Although his Robinhood shares were seized, Bankman-Fried could have a way to access them. His lawyers could ask the court to allow him to use the seized shares to fund his legal bills. Seized assets, or at least a portion of them, have been used to fund legal bills in some cases.

“It’s entirely up to the judge,” Sorkin said. 

Bankman-Fried recently retained a separate legal team specifically for his effort to reclaim the Robinhood shares. He is represented by Edward Schnitzer, Gregory Donilon and David Banker of Montgomery McCracken Walker & Rhoads. His criminal defense team includes Mark Cohen, who represented Ghislaine Maxwell during the child sex trafficking case she recently lost, and Christian Everdell, partners at the New York law firm Cohen & Gresser. 

The former FTX boss also has a spokesperson, Mark Botnick, who declined to comment on how Bankman-Fried is paying for his legal defense.

There's always money in the ... officer liability insurance plan

Aside from friends and family or the seized shares, funding could come from director and officer liability insurance if FTX purchased such protection before it imploded.  

“Most companies are going to have D&O insurance for their officers,” said David Maria, general counsel for crypto exchange Bittrex. “It just depends what FTX was doing with their insurers. But that's routine. Executives are indicted, it’s not an uncommon thing.” 

Bankman-Fried resigned as CEO of FTX when the firm filed for bankruptcy. An FTX lawyer did not respond to a request for comment about whether the company had insurance that Bankman-Fried might use for his legal defense, or whether he might still be covered by it. 

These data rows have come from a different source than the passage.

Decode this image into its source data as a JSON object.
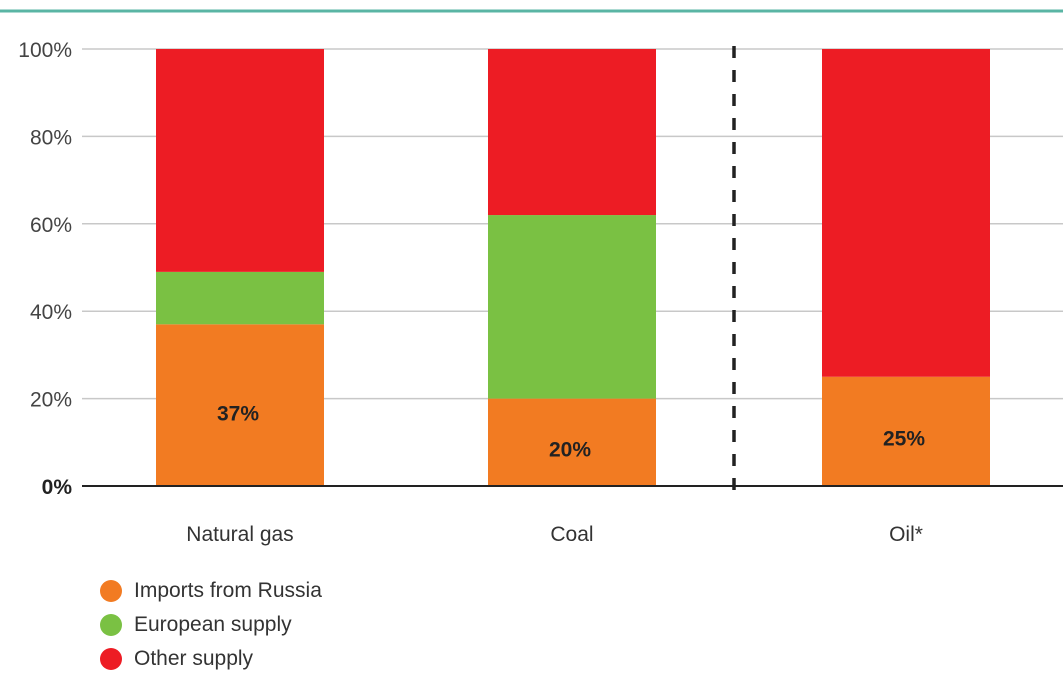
{
  "chart_data": {
    "type": "bar",
    "stacked": true,
    "percent": true,
    "categories": [
      "Natural gas",
      "Coal",
      "Oil*"
    ],
    "series": [
      {
        "name": "Imports from Russia",
        "color": "#f27b22",
        "values": [
          37,
          20,
          25
        ]
      },
      {
        "name": "European supply",
        "color": "#7ac143",
        "values": [
          12,
          42,
          0
        ]
      },
      {
        "name": "Other supply",
        "color": "#ed1c24",
        "values": [
          51,
          38,
          75
        ]
      }
    ],
    "data_labels": [
      "37%",
      "20%",
      "25%"
    ],
    "y_ticks": [
      "0%",
      "20%",
      "40%",
      "60%",
      "80%",
      "100%"
    ],
    "ylim": [
      0,
      100
    ],
    "grid": true,
    "divider_between": [
      "Coal",
      "Oil*"
    ],
    "legend_position": "bottom-left",
    "header_rule_color": "#5ab5a4"
  }
}
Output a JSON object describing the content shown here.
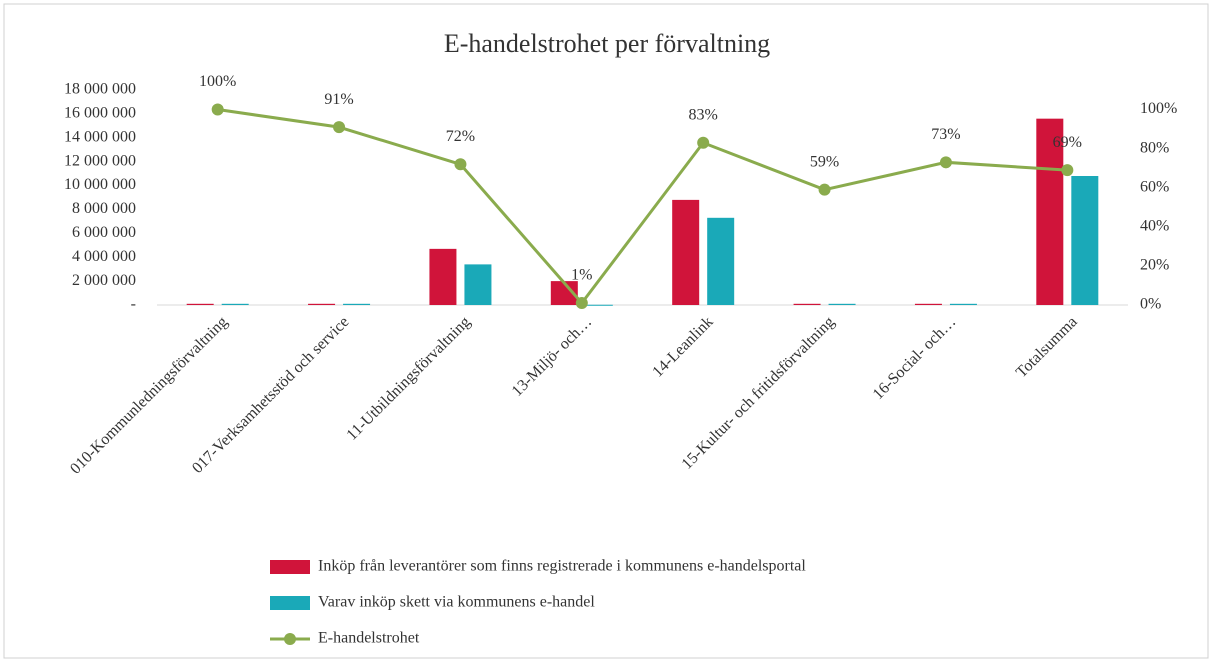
{
  "chart_data": {
    "type": "bar_line",
    "title": "E-handelstrohet  per förvaltning",
    "categories": [
      "010-Kommunledningsförvaltning",
      "017-Verksamhetsstöd och service",
      "11-Utbildningsförvaltning",
      "13-Miljö- och…",
      "14-Leanlink",
      "15-Kultur- och fritidsförvaltning",
      "16-Social- och…",
      "Totalsumma"
    ],
    "series": [
      {
        "name": "Inköp från leverantörer som finns registrerade i kommunens e-handelsportal",
        "color": "#d0143a",
        "type": "bar",
        "values": [
          100000,
          100000,
          4700000,
          2000000,
          8800000,
          100000,
          100000,
          15600000
        ]
      },
      {
        "name": "Varav inköp skett via kommunens e-handel",
        "color": "#1aa9b8",
        "type": "bar",
        "values": [
          100000,
          100000,
          3400000,
          20000,
          7300000,
          100000,
          100000,
          10800000
        ]
      },
      {
        "name": "E-handelstrohet",
        "color": "#8aab4d",
        "type": "line",
        "axis": "y2",
        "values": [
          100,
          91,
          72,
          1,
          83,
          59,
          73,
          69
        ],
        "value_labels": [
          "100%",
          "91%",
          "72%",
          "1%",
          "83%",
          "59%",
          "73%",
          "69%"
        ]
      }
    ],
    "ylim": [
      0,
      18000000
    ],
    "yticks": [
      {
        "value": 0,
        "label": "-"
      },
      {
        "value": 2000000,
        "label": "2 000 000"
      },
      {
        "value": 4000000,
        "label": "4 000 000"
      },
      {
        "value": 6000000,
        "label": "6 000 000"
      },
      {
        "value": 8000000,
        "label": "8 000 000"
      },
      {
        "value": 10000000,
        "label": "10 000 000"
      },
      {
        "value": 12000000,
        "label": "12 000 000"
      },
      {
        "value": 14000000,
        "label": "14 000 000"
      },
      {
        "value": 16000000,
        "label": "16 000 000"
      },
      {
        "value": 18000000,
        "label": "18 000 000"
      }
    ],
    "y2lim": [
      0,
      110
    ],
    "y2ticks": [
      {
        "value": 0,
        "label": "0%"
      },
      {
        "value": 20,
        "label": "20%"
      },
      {
        "value": 40,
        "label": "40%"
      },
      {
        "value": 60,
        "label": "60%"
      },
      {
        "value": 80,
        "label": "80%"
      },
      {
        "value": 100,
        "label": "100%"
      }
    ],
    "legend": "bottom"
  }
}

Whatever happens in court, there's one certainty from extended legal battles: The high price tag for a criminal defense team, along with the bankruptcy and civil enforcement cases, would cost Bankman-Fried millions over the next several years. 

“If you were to fully litigate against all of these entities, the SEC, the CFTC, your stake in bankruptcy and the criminal side, just keep writing checks,” Maria said.

Disclaimer: Beginning in 2021, Michael McCaffrey, the former CEO and majority owner of The Block, took a series of loans from founder and former FTX and Alameda CEO Sam Bankman-Fried. McCaffrey resigned from the company in December 2022 after failing to disclose those transactions.